Jakarta, CNBC Indonesia - Nilai tukar rupiah terhadap dolar Amerika Serikat (AS) melemah di kurs tengah Bank Indonesia (BI). Namun mata uang Tanah Air masih bimbang menentukan arah di perdagangan pasar spot.
Pada Kamis (17/12/2020), kurs tengah BI atau kurs acuan Jakarta Interbank Spot Dollar Rate/Jisdor berada di Rp 14.152. Rupiah melemah tipis hampir flat di 0,01% dibandingkan posisi hari sebelumnya.
Di 'arena' pasar spot, langkah rupiah masih maju-mundur. Pada pukul 10:00 WIB, US$ 1 dihargai Rp 14.090, sama persis dengan penutupan perdagangan kemarin alias stagnan.
Sejatinya rupiah mengawali hari juga dengan stagnasi. Beberapa menit kemudian rupiah bisa menguat tipis, tetapi itu tidak lama dan mata uang Ibu Pertiwi kini stagnan lagi.
Sepertinya pergerakan rupiah akan ditentukan oleh Bank Indonesia (BI). Hari ini, BI akan mengumumkan hasil RapatDewan Gubernur (RDG) edisi Desember 2020, di mana pasar menduga suku bunga acuan tetap bertahan di 3,75%.
Namun konsensus yang terbentuk tidak bulat. Citi memperkirakan BI 7 Day Reverse Repo Rate turun 25 basis poin (bps) menjadi 3,5%.
Ruang penurunan suku bunga acuan memang ada. Laju inflasi nasional sangat lemah, per November 2020 hanya 1,24% year-to-date dan 1,59% year-on-year. Masih di bawah target BI yaitu 2-4%.
Rupiah pun relatif aman, karena kebutuhan valas untuk impor berkurang seiring lemahnya permintaan domestik. Sejak akhir kuartal III-2020, rupiah perkasa dengan penguatan lebih dari 5% di hadapan dolar AS.
Masih adanya ruang untuk menurunkan suku bunga acuan membuat pelaku pasar gamang. Oleh karena itu, yang terbaik memang menunggu pengumuman dari MH Thamrin sebelum menentukan sikap.
Kegalauan rupiah patut disayangkan, karena para tetangga menguat di hadapan dolar AS. Hanya yuan China dan won Korea Selatan yang melemah.

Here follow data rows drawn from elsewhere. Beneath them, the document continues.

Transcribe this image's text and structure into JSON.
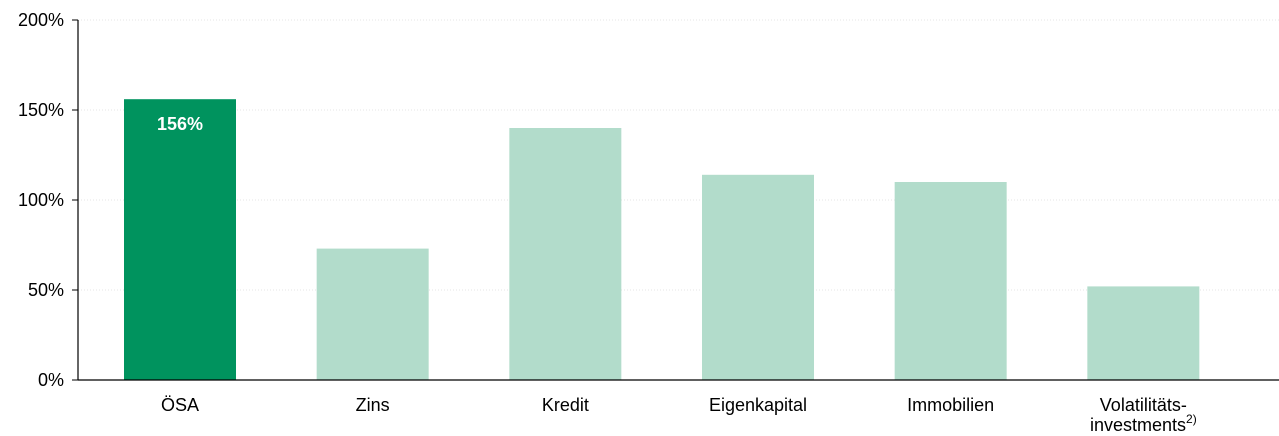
{
  "chart_data": {
    "type": "bar",
    "categories": [
      "ÖSA",
      "Zins",
      "Kredit",
      "Eigenkapital",
      "Immobilien",
      "Volatilitäts-\ninvestments"
    ],
    "category_superscripts": [
      "",
      "",
      "",
      "",
      "",
      "2)"
    ],
    "values": [
      156,
      73,
      140,
      114,
      110,
      52
    ],
    "data_labels": [
      "156%",
      "",
      "",
      "",
      "",
      ""
    ],
    "highlight_index": 0,
    "ylim": [
      0,
      200
    ],
    "yticks": [
      0,
      50,
      100,
      150,
      200
    ],
    "ytick_labels": [
      "0%",
      "50%",
      "100%",
      "150%",
      "200%"
    ],
    "grid": true,
    "colors": {
      "highlight": "#00935e",
      "default": "#b2dccb",
      "axis": "#000000",
      "grid": "#e6e6e6"
    }
  }
}
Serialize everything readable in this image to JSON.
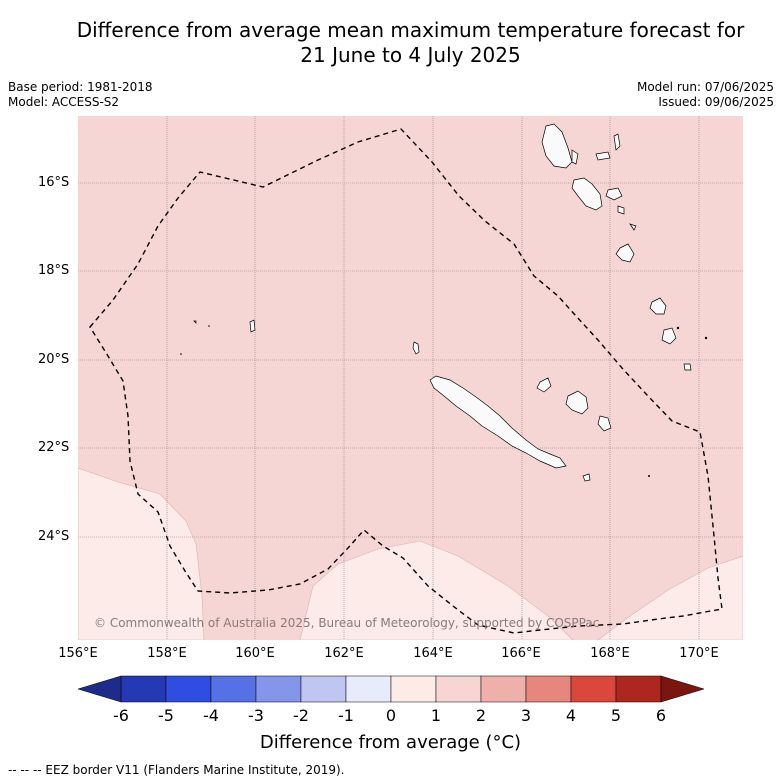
{
  "title": {
    "line1": "Difference from average mean maximum temperature forecast for",
    "line2": "21 June to 4 July 2025"
  },
  "meta_left": {
    "base_period": "Base period: 1981-2018",
    "model": "Model: ACCESS-S2"
  },
  "meta_right": {
    "model_run": "Model run: 07/06/2025",
    "issued": "Issued: 09/06/2025"
  },
  "map": {
    "copyright": "© Commonwealth of Australia 2025, Bureau of Meteorology, supported by COSPPac",
    "latitude_labels": [
      "16°S",
      "18°S",
      "20°S",
      "22°S",
      "24°S"
    ],
    "longitude_labels": [
      "156°E",
      "158°E",
      "160°E",
      "162°E",
      "164°E",
      "166°E",
      "168°E",
      "170°E"
    ],
    "lon_range": [
      156,
      171
    ],
    "lat_range": [
      -26.3,
      -14.8
    ],
    "shading": {
      "base_class": "0 to 1",
      "lower_class": "0 to 0.5"
    },
    "eez_style": "dashed black",
    "grid": true
  },
  "colorbar": {
    "ticks": [
      "-6",
      "-5",
      "-4",
      "-3",
      "-2",
      "-1",
      "0",
      "1",
      "2",
      "3",
      "4",
      "5",
      "6"
    ],
    "colors": [
      "#1e2b8a",
      "#2639b5",
      "#2f4de0",
      "#5670e6",
      "#8496ea",
      "#c0c6f2",
      "#e8ecfa",
      "#fdebe8",
      "#f6d5d3",
      "#eeb0aa",
      "#e6867d",
      "#dc473c",
      "#ad2720",
      "#7a1510"
    ],
    "label": "Difference from average (°C)"
  },
  "footer": {
    "legend": "-- -- -- EEZ border V11 (Flanders Marine Institute, 2019)."
  }
}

Berikut perkembangan kurs dolar AS terhadap mata uang utama Benua Kuning pada pukul 10:05 WIB:
Mayoritas mata uang utana Asia berhasil memanfaatkan tekanan yang terus saja dialami oleh dolar AS. Pada pukul 09:28 WIB, Dollar Index (yang mencerminkan posisi greenback di hadapan enam mata uang utama dunia) melemah 0,32%. Sejak akhir kuartal III-2020, indeks ini ambles hampir 4%.
Dini hari tadi waktu Indonesia, bank sentral AS (The Federal Reserve/The Fed) mengumumkan hasil rapat bulanannya. Suku bunga acuan diputuskan bertahan di 0-0,25%, terendah sepanjang sejarah.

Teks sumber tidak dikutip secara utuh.